HC: How many treatments are necessary to correct an issue? I assume it varies, depending on severity, but should horses be in a program? Monthly? Quarterly? Or just when there’s an issue?
KS: The number of treatments required does vary with the underlying condition and the demands being placed on the horse. It can also vary with the type of acupuncture performed. This can range from dry needles (acupuncture needles only) to electrical stimulation acupuncture (wires are attached to needles and a small electrical current is applied which helps stimulate the point more robustly) to aquapucnture (a small volume of sterile liquid eg. Vitamin B12 is injected into certain acupuncture points). It is not uncommon for a horse to need 2-3 treatments in the first 1-3 weeks and then often this interval can be prolonged to suit the horse’s condition/athletic demands. Some horses are only seen when there is a concern.
HC: How does a horse owner know when acupuncture is needed vs injections or massage or chiropractic?
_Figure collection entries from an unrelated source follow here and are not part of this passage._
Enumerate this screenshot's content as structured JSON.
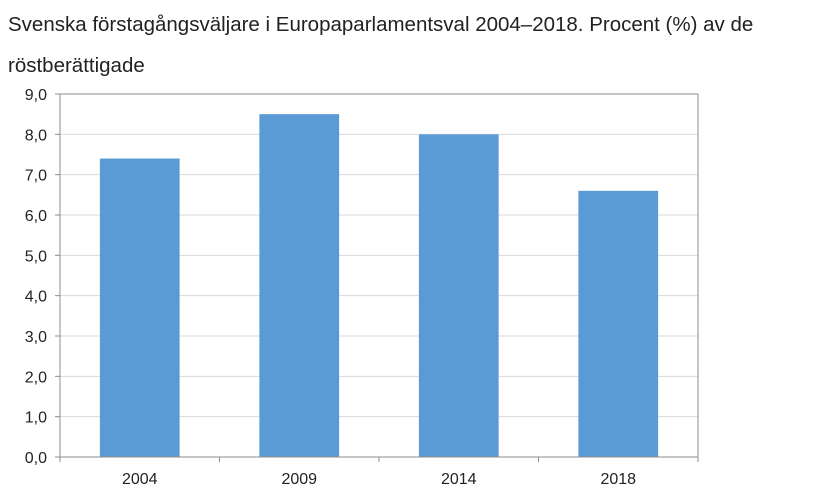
{
  "chart_data": {
    "type": "bar",
    "title": "Svenska förstagångsväljare i Europaparlamentsval 2004–2018. Procent (%) av de röstberättigade",
    "categories": [
      "2004",
      "2009",
      "2014",
      "2018"
    ],
    "values": [
      7.4,
      8.5,
      8.0,
      6.6
    ],
    "y_ticks": [
      "0,0",
      "1,0",
      "2,0",
      "3,0",
      "4,0",
      "5,0",
      "6,0",
      "7,0",
      "8,0",
      "9,0"
    ],
    "ylim": [
      0,
      9
    ],
    "grid": true,
    "bar_color": "#5b9bd5",
    "grid_color": "#d9d9d9",
    "axis_color": "#8c8c8c"
  }
}
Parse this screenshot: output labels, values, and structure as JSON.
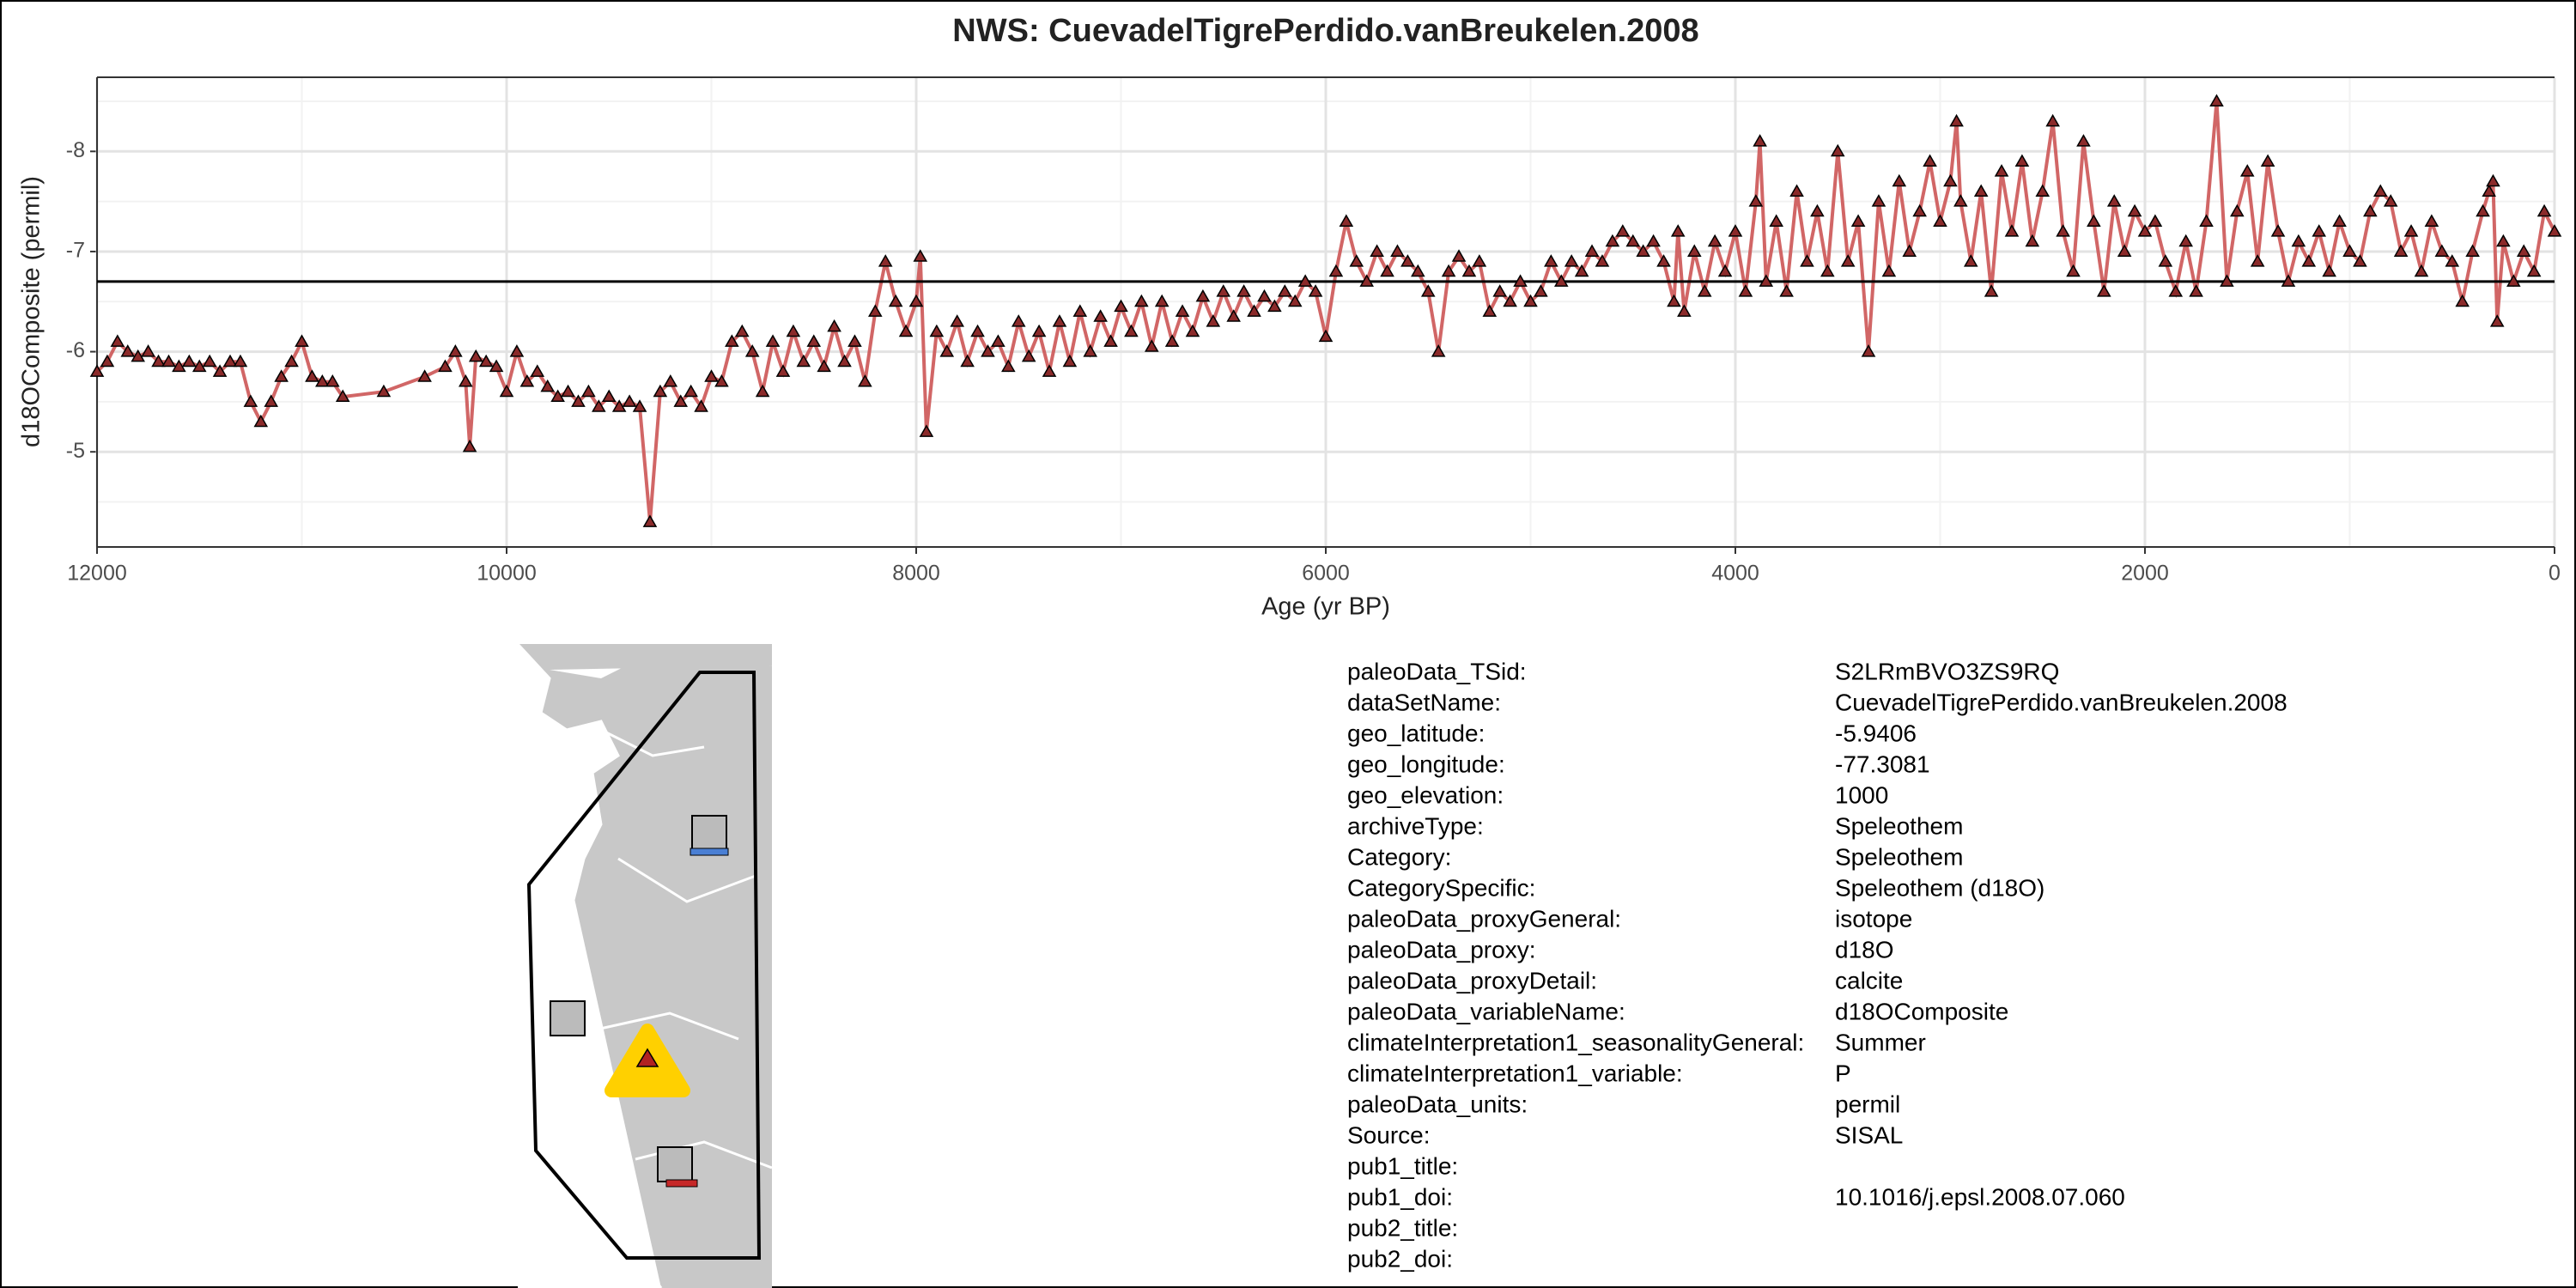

KS: Knowing what treatment modality will be most effective is not always easy and clear-cut. I definitely feel it’s an advantage that I am also a DVM so I am able to evaluate the horse from a variety of ways and can offer a variety of treatments from acupuncture, veterinary spinal manipulative therapy, or more traditional veterinary treatments such as joint injections or medications. Factors that often need to be considered are the plans for the horse (for example, a lot of joint injections would require that the horse not show for a period of time to allow for drug withdrawals, while acupuncture does not) and also determining what the individual horse responds to the best. Body work can often help prolong the interval between more invasive veterinary work.